Die Begriffe der Möglichkeit und deren Verwirklichung (Realisierung) sind seit der Antike in Philosophie und Literatur immer wieder mit großem Scharfsinn untersucht worden.
So behandelte Aristoteles dieses Thema in Buch 9 (Theta) seiner »Metaphysik«. Die von ihm verwendeten Begriffe – dynamis für die Möglichkeit und energeia für deren Realisierung – sind heute noch als Fremdwörter (»Dynamik« bzw. »Energie«), wenn auch in anderer Bedeutung, geläufig.
Kant untersuchte in seiner »Kritik der reinen Vernunft« die »Bedingungen der Möglichkeit« der Erkenntnis und in seinen ethischen Schriften dieselben für den Bereich des moralischen Urteils.
Ein Kapitel in Robert Musils »Mann ohne Eigenschaften« (Band I, 4) trägt die Überschrift: »Wenn es Wirklichkeitssinn gibt, muss es auch Möglichkeitssinn geben«.
In der politischen Polemik der Bundesrepublik verband sich in den letzten Jahren die Forderung nach »Ermöglichung« (von diesem und jenem) häufig mit einer Polemik gegen eine sogenannte »Verbotspolitik«, die vornehmlich der Partei Bündnis 90/Die Grünen vorgeworfen wurde. (Stichwort: »Veggieday«).

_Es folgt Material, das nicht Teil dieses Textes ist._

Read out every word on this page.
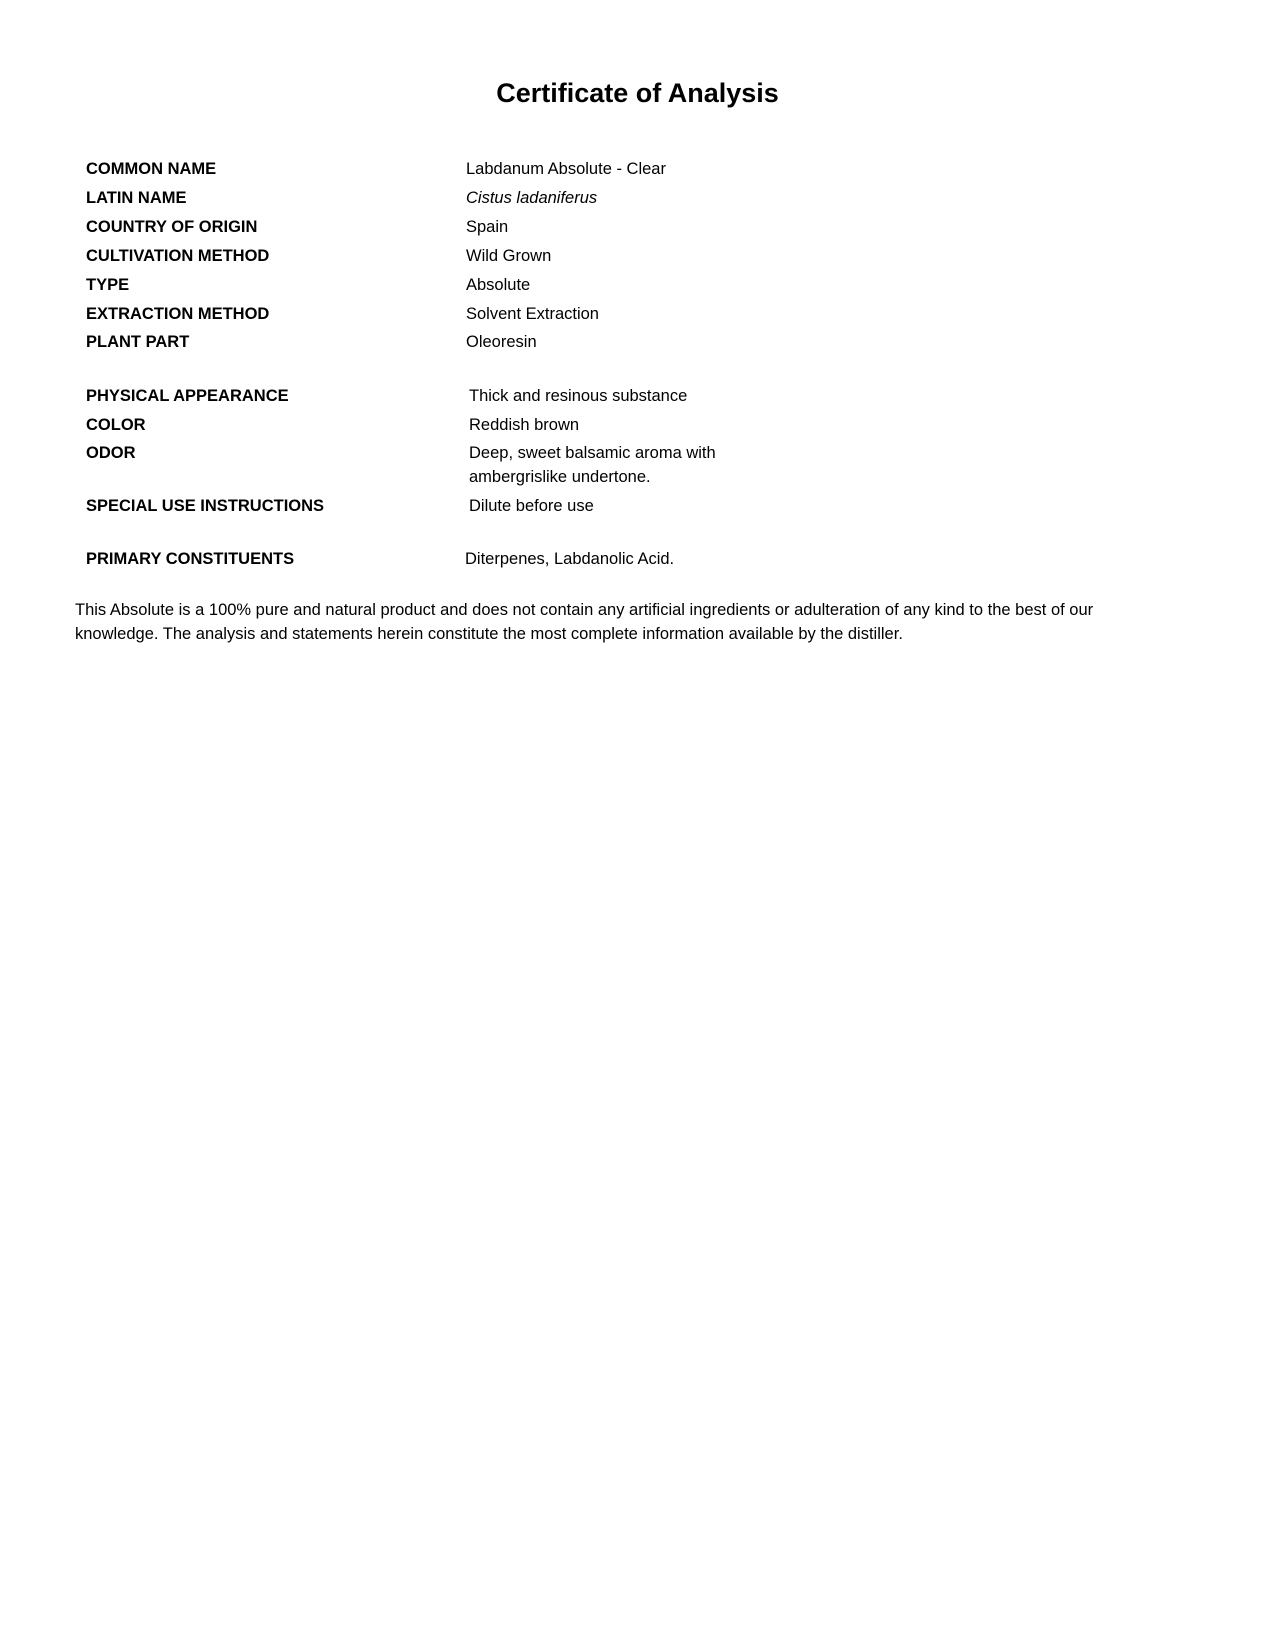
Certificate of Analysis
COMMON NAME	Labdanum Absolute - Clear
LATIN NAME	Cistus ladaniferus
COUNTRY OF ORIGIN	Spain
CULTIVATION METHOD	Wild Grown
TYPE	Absolute
EXTRACTION METHOD	Solvent Extraction
PLANT PART	Oleoresin
PHYSICAL APPEARANCE	Thick and resinous substance
COLOR	Reddish brown
ODOR	Deep, sweet balsamic aroma with ambergrislike undertone.
SPECIAL USE INSTRUCTIONS	Dilute before use
PRIMARY CONSTITUENTS	Diterpenes, Labdanolic Acid.

This Absolute is a 100% pure and natural product and does not contain any artificial ingredients or adulteration of any kind to the best of our knowledge. The analysis and statements herein constitute the most complete information available by the distiller.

Dagegen wurden regelmäßig mehr »Freiheiten« gefordert. Diese Forderung wurde umso lauter erhoben, je mehr sich die ökonomische Lage in der Zeit der »Ampel-Koalition« verschlechterte. Die Merz-Klingbeil-Regierung setzt nun auf Entfesselung der Kräfte des Kapitals (vor allem zugunsten des militärischen Bereichs), zu Lasten des sozialen Bereichs.
Dies ist zu beachten angesichts der Tatsache, dass sich das Wort »ermöglichen« auf den 144 Seiten des Koalitionsvertrags von CDU/CSU/SPD ganze 89-mal findet, das Wort »Verbot« in seinen Zusammensetzungen hingegen nur dreimal: »Totalverbot (bestimmter Chemikalien)«, »Arbeitsverbote«, »Vorbeschäftigungsverbot«(!). In jedem Fall werden die entsprechenden Verbote negiert.

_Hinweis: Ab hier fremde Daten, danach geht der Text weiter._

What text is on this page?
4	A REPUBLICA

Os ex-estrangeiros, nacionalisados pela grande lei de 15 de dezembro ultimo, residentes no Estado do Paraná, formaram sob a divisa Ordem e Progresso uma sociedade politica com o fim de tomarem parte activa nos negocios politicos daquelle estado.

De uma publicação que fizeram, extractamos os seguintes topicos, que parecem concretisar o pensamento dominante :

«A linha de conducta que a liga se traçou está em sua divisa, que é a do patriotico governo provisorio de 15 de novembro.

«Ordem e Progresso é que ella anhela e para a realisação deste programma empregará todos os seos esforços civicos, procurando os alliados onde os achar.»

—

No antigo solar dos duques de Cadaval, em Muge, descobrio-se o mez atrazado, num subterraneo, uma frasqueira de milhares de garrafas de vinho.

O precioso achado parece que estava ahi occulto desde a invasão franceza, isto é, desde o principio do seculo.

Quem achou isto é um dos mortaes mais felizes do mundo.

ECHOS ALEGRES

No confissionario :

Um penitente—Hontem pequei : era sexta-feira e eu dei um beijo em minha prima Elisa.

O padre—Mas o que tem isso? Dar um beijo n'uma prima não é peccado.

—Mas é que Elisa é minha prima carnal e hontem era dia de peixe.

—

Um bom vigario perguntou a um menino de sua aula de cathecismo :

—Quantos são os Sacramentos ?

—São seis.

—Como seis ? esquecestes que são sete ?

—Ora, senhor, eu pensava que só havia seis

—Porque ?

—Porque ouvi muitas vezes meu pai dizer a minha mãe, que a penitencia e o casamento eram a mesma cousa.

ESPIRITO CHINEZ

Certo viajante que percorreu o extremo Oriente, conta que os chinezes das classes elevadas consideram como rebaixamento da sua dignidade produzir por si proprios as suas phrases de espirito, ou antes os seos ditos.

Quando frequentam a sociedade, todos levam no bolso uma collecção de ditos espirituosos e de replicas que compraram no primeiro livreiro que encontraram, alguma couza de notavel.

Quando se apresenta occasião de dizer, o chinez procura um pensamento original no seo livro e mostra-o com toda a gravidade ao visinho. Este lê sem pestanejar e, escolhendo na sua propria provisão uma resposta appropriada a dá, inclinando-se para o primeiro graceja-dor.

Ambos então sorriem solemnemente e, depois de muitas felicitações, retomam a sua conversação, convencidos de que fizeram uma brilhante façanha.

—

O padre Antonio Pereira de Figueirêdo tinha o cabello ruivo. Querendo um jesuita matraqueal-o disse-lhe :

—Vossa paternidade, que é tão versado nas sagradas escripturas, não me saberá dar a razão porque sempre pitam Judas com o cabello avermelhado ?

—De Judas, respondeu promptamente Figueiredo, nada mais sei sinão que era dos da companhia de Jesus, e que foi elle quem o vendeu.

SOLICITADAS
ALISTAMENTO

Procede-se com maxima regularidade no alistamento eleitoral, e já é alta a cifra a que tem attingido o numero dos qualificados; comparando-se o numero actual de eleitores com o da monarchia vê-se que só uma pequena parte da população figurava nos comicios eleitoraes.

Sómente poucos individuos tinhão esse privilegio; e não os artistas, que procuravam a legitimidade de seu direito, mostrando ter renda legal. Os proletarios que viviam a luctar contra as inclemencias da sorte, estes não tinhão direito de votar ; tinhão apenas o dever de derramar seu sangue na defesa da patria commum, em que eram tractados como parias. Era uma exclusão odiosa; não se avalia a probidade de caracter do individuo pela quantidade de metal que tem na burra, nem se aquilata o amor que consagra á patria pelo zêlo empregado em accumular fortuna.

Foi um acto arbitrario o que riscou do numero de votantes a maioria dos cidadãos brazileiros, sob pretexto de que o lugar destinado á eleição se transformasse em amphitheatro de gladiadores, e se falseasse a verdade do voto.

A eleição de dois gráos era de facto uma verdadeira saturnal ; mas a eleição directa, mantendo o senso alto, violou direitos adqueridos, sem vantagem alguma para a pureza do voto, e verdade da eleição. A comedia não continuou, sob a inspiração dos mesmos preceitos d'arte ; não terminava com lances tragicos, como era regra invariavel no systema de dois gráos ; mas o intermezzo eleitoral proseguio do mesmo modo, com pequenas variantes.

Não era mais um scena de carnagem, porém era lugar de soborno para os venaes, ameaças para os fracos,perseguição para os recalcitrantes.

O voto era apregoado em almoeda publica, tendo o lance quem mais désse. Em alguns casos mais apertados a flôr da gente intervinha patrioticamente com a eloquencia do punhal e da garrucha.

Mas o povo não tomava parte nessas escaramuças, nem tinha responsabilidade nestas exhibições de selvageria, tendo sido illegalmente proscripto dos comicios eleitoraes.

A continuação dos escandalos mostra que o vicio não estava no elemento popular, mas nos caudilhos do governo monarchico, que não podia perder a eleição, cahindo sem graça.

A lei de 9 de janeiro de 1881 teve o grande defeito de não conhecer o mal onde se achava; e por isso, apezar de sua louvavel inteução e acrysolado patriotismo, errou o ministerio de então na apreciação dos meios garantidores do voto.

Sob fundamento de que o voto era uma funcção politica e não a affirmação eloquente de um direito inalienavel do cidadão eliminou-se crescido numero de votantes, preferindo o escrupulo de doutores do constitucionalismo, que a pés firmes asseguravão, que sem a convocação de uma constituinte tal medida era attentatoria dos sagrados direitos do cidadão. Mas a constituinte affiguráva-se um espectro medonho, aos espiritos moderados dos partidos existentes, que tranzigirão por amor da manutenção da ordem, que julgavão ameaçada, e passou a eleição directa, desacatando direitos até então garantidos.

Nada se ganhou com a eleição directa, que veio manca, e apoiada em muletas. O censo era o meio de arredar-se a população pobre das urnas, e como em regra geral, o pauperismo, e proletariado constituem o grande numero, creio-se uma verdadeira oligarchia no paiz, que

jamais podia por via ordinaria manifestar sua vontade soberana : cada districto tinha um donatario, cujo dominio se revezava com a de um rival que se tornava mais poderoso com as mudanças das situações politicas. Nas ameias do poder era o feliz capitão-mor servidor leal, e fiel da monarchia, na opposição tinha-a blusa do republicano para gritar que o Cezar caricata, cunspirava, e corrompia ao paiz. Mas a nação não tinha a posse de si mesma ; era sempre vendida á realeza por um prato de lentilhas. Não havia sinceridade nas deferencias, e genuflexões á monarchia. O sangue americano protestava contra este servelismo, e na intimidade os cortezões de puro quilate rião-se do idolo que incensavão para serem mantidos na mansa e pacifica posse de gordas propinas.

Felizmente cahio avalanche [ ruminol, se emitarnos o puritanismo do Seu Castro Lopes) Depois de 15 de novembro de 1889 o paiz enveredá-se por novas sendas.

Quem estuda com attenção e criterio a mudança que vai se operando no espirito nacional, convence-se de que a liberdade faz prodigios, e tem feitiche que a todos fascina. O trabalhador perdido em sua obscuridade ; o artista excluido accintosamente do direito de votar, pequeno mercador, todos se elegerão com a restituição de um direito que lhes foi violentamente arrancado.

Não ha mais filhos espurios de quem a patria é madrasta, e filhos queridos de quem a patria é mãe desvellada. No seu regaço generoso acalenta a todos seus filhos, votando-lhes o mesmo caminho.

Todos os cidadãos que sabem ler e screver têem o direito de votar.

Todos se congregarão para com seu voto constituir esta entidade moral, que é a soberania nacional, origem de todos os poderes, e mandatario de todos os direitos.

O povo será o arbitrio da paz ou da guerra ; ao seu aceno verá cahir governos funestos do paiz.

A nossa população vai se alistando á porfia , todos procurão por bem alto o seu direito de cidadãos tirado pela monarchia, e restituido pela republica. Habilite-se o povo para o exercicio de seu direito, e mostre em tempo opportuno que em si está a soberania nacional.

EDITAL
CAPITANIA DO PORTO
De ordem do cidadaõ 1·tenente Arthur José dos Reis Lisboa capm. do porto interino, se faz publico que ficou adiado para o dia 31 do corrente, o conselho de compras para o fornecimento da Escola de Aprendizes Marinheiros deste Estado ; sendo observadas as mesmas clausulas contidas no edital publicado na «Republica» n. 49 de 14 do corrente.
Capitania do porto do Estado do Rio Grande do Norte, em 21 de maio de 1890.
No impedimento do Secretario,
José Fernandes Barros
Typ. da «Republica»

Auffällig ist außerdem das Wort »Ermöglicher«, das im Koalitionsvertrag verwendet wird, aber nicht im Duden (28. Aufl.) verzeichnet ist: Es taucht auf im Kapitel »Bürokratieabbau, Staatsmodernisierung und moderne (sic!) Justiz«. Googelt man dieses Wort, stößt man u. a. auf eine Adresse: www.ermoeglicher.de. Und was ermöglicht dieser »Ermöglicher« nun? Antwort: »Ob Wachstum, Gründung, Nachfolge oder Stabilisierung – Als Möglichmacher eröffnen wir Ihnen in Deutschland unabhängig und kompetent neue Spielräume.« (Spoiler: Es geht um Beschaffung von Kapital!)

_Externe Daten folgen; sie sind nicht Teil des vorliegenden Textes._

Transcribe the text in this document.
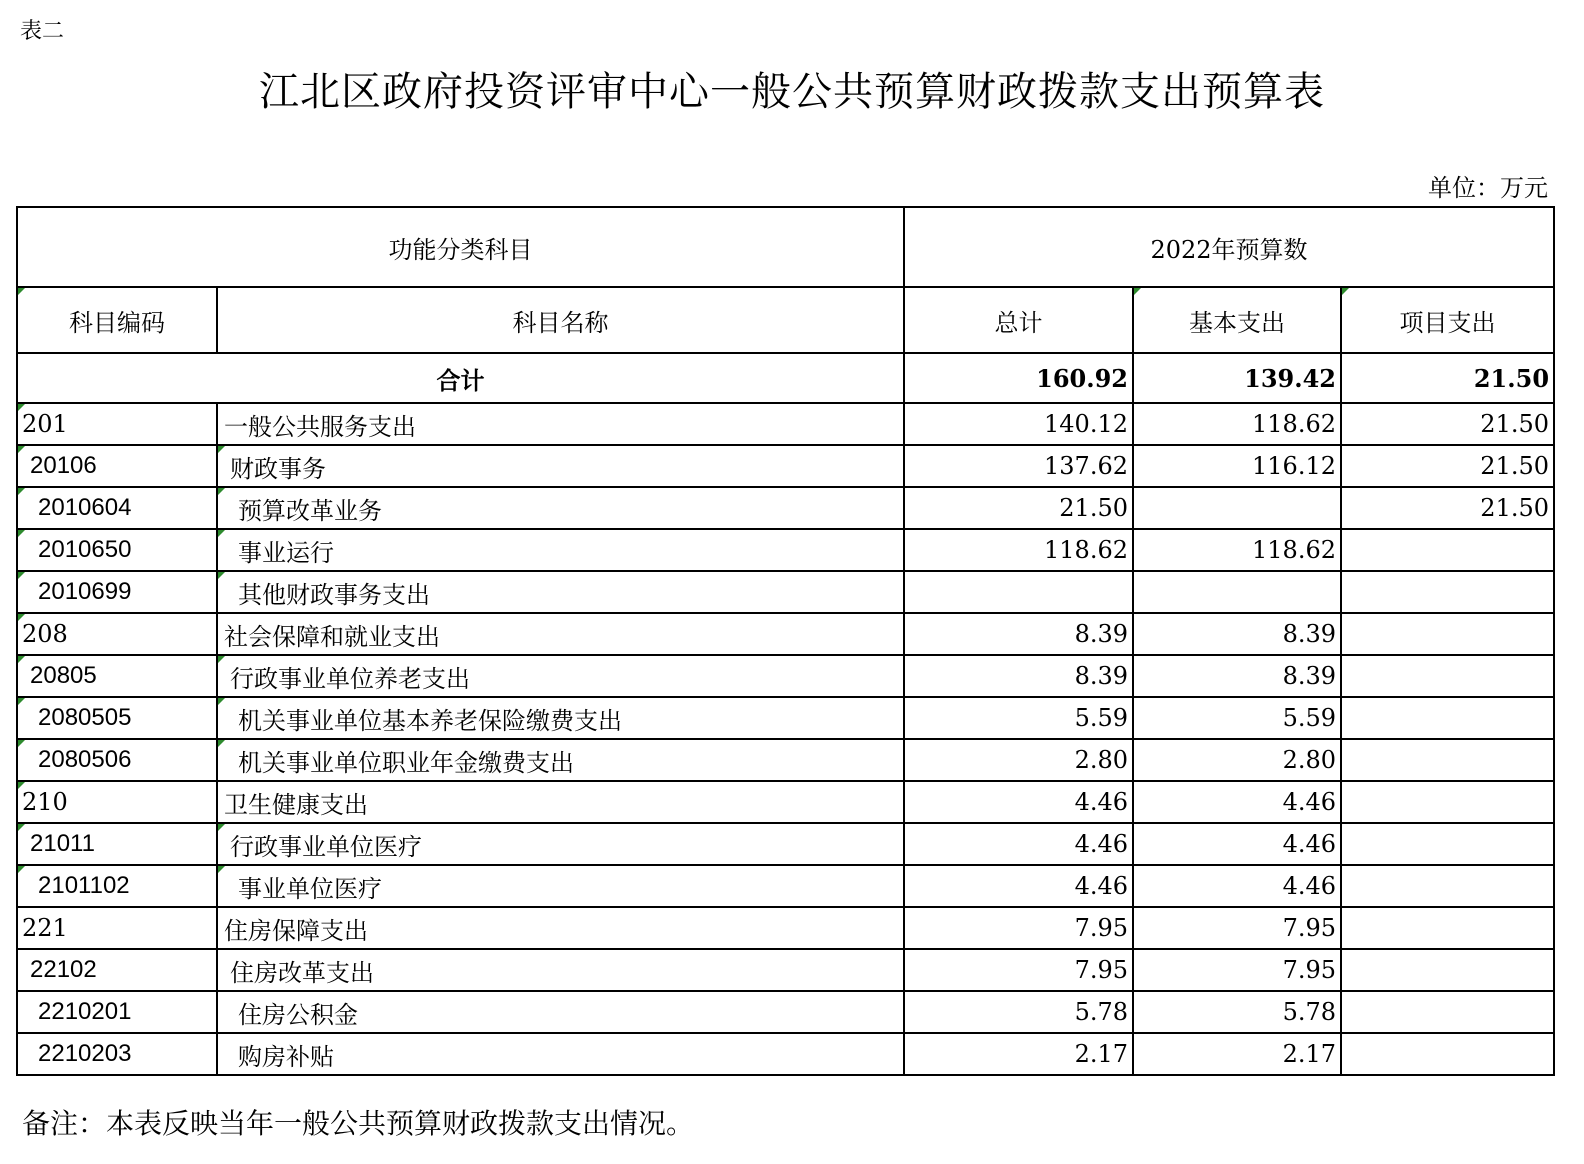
表二
江北区政府投资评审中心一般公共预算财政拨款支出预算表
单位：万元
功能分类科目		2022年预算数		
科目编码	科目名称	总计	基本支出	项目支出
合计		160.92	139.42	21.50
201	一般公共服务支出	140.12	118.62	21.50
20106	财政事务	137.62	116.12	21.50
2010604	预算改革业务	21.50		21.50
2010650	事业运行	118.62	118.62	
2010699	其他财政事务支出			
208	社会保障和就业支出	8.39	8.39	
20805	行政事业单位养老支出	8.39	8.39	
2080505	机关事业单位基本养老保险缴费支出	5.59	5.59	
2080506	机关事业单位职业年金缴费支出	2.80	2.80	
210	卫生健康支出	4.46	4.46	
21011	行政事业单位医疗	4.46	4.46	
2101102	事业单位医疗	4.46	4.46	
221	住房保障支出	7.95	7.95	
22102	住房改革支出	7.95	7.95	
2210201	住房公积金	5.78	5.78	
2210203	购房补贴	2.17	2.17	
备注：本表反映当年一般公共预算财政拨款支出情况。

Von Aristoteles, Kant, Musil und dem Koalitionsvertrag der jetzigen Bundesregierung – ein weiter Weg durch die Welt des Geistes! Wer nun Lust hat, herauszubekommen, was diese Regierung alles »ermöglichen« möchte, sei herzlich dazu eingeladen; die »Suchen«-Funktion ermöglicht es. Ich verzichte an dieser Stelle auf die Möglichkeit, im Detail eine Selbstdarstellung des Neoliberalismus zwecks weiterer Entfesselung des Kapitals zu referieren.